XXX is not, and has never been, an official MPAA rating. X is, however, but was applied fairly widely to material deemed offensive, not just sexual content. The MPAA took its cue from the British Board of Film Classification, which originally had an H certificate signifying “Horrific” films — anything of a sexual nature was circulated unofficially so legitimate certification was irrelevant. The H was replaced in 1951 by an X, representing “explicit content,” but frequently applied to films that wouldn’t raise an eyebrow now — films pushing anarchic or communist ideas were slapped with an X. (In 1982, they realized that they had made these films more appealing by using the very cool letter X, and replaced it with two certifications — an 18 for movies only suitable for adults, and R18 for pornography.)
In 1968, the MPAA was established in America and introduced the X rating (for “extreme” rather than “explicit”), but it wasn’t limited to sexual material at all — a lot of films that initially got an X rating were deemed more to be “morally objectionable.” However, as more and more European films were imported, with a more casual attitude toward nudity and sexual content, the suggestion very much became that an X-rated movie would be pretty hot stuff. Makers of B-movies and exploitation films recognized that an X-rating was almost an endorsement, adding to a movie’s appeal, so began walloping it all over their posters. The MPAA didn’t copyright it, so it was something of a free-for-all.
More Xs suggested filthier content, so makers of porn soon began touting their wares as being “XXX” — presumably any more than three seemed to dilute the impact or appear unreadable. While there has never been an official definition as to what defines XXX, sci-fi writer and pornography reviewer/producer William Rostler proclaimed in 1973 that an X-rating meant a legitimate movie, two Xs meant softcore and XXX hardcore.

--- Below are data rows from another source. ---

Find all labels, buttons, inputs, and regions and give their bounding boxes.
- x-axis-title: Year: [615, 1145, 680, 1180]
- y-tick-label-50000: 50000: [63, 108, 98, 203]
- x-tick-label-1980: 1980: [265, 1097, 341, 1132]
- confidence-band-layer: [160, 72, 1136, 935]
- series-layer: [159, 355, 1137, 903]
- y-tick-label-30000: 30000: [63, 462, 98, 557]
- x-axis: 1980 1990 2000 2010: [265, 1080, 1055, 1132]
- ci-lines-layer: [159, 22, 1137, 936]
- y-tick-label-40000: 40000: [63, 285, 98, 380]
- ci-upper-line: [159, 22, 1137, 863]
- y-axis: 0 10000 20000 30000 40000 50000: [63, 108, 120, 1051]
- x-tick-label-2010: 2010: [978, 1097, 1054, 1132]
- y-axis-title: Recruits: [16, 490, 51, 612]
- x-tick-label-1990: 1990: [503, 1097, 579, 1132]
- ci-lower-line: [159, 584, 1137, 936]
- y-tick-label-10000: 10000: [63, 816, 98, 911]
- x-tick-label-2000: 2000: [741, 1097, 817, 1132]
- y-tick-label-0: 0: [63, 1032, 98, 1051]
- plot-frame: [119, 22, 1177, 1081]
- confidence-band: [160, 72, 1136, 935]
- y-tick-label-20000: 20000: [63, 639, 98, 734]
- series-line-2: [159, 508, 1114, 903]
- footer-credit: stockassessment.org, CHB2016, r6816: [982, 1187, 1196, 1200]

The MPAA itself doesn’t use an X-rating anymore — in 1990, it was retired due to being unshiftably associated with porn rather than genuine movies that were only suitable for adults. NC-17 is now the highest it goes, and anything too extreme for that rating is released unrated (which can greatly affect where it will be shown or sold, admittedly much less of an issue in a digital era).
But “X-rated” is part of common parlance in a way that is somehow less lame than it easily could be — the presence of that incredibly cool letter gives it a real boost. Enough brands, apps and products have had Xs crowbarred into their names that the letter itself should have been sapped of all of its impact, but there’s still something there despite overuse. The third-last letter of the alphabet retains an ineffable coolness, a certain je ne sais quoi.
Or, if you like, a certain… X-factor.